The 2022 I♥Pluto Festival is in full swing! We’ll be celebrating the February 18, 1930 discovery of Pluto from now until February 21st, 2022. Many of our events happening this week center around not just Pluto, but also the man who discovered it: Clyde Tombaugh, who at the time of his discovery was just 24 years old and away from his home and family in Kansas for the very first time. Read on to learn more about Clyde Tombaugh and the legacy he leaves behind.
The eldest of six children, Clyde Tombaugh was born on a farm near Streator, Illinois. He began helping his father around the farm at an early age, planting corn, threshing oats and wheat, and various other labor-intensive tasks. He loved reading in his spare time, particularly on the subjects of geography and history. Exploring the world, both in the past and the present, helped make small-town farm life feel a little less small. When Clyde reached his teenage years, however, the world wasn’t enough—the thought of what lay beyond it captured his imagination, and astronomy took over as his favorite interest. Clyde was lent a three-inch telescope and an astronomy book by his Uncle Lee. Clyde would later say it was this book that introduced him the astronomers who would become his heroes: Galileo Galilei, William Herschel, and Percival Lowell.
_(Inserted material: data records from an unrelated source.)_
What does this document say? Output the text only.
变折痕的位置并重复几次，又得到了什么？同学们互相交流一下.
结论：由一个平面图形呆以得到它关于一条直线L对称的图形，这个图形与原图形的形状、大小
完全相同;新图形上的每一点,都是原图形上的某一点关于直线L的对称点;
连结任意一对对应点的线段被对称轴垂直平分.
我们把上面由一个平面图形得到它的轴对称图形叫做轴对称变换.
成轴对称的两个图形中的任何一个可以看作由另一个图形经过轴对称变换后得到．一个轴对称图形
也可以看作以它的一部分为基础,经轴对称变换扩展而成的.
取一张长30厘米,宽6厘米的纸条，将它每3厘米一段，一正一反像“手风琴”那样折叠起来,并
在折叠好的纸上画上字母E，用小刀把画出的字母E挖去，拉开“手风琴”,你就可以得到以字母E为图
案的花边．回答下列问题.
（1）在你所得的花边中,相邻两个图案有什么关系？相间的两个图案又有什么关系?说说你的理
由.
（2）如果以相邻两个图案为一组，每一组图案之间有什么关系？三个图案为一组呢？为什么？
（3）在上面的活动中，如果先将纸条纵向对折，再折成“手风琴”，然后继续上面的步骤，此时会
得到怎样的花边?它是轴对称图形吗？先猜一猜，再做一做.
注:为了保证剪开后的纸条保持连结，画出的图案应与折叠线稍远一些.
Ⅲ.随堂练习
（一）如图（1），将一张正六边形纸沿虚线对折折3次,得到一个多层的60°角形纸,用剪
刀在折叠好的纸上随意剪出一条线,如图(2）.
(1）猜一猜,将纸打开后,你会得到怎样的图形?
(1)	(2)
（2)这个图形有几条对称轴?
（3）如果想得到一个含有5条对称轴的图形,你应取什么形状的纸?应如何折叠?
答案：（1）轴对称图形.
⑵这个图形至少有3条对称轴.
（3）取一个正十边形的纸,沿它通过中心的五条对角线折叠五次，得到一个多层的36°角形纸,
In 1920, Clyde’s father and uncle purchased a 2¼ -inch telescope from Sears-Roebuck, which Clyde would use to view the cosmos as often as he could. Two years later, the Tombaugh family relocated to Burdette, Kansas, in search of better farming conditions. There, Clyde was overjoyed to discover that the dark skies provided ideal viewing conditions for his telescope.
Clyde became adept at building his own facilities to suit his various interests around the farm, including a football field and tennis court in the family’s pasture, and of course, his own telescopes. The first telescope he built was an 8-inch reflector, constructed with pine board tubes and repurposed farm machinery. Without a temperature-constant environment to test the telescope in, the final product fell short of Clyde’s expectations. To improve his mirror-making capabilities, he used a pick and shovel to dig an underground testing room that doubled as a storage cellar and tornado shelter. After he cemented the walls and ceiling, it became the perfect place to grind telescope mirrors into the right figure.
In February of 1927, he built a 7-inch reflector that he sold to his uncle. He used the money to begin building a 9-inch telescope, which he finished early in 1928. That same year, the Tombaugh family’s crops were destroyed by a hailstorm, and Clyde realized that the farm life wasn’t for him. He was offered a job by a Wichita telescope maker, but before he could accept it, an even better offer fell into his lap. Clyde had been reading some of his older issues of Popular Astronomy Magazine when he saw an observation report on Mars written by staff members from Lowell Observatory. Inspired, he sent some of the drawings he’d created while observing the planets to V.M. Slipher, then Lowell Observatory’s director. After exchanging several letters with Slipher, Clyde received one that would change his life forever. In it, Slipher offered him a position at the observatory on a trial basis, stating that if he could prove his worth to the observatory, he would be offered a more permanent position there.
As we now know, Clyde would go on to discover Pluto, the fabled “Planet X” that Percival Lowell had spent much of his life searching for, within a mere few months of rekindling the search. He then earned bachelor’s and master’s degrees in astronomy from the University of Kansas, fulfilling his lifelong dream of attending college. Clyde would study astronomy for the rest of his life, even after leaving Lowell Observatory in 1945. He taught astronomy at New Mexico State University from 1955 until his retirement in 1973. During World War II, he contributed his experience to the effort by teaching naval personnel navigation at Northern Arizona University and working at White Sands Missile Range. He was inducted into the International Space Hall of Fame in 1980. He died on January 17, 1997, in Las Cruces, New Mexico, at age 90. A small portion of his ashes was placed aboard the New Horizons spacecraft, which was launched on January 19, 2006 and flew past Pluto on July 14, 2015.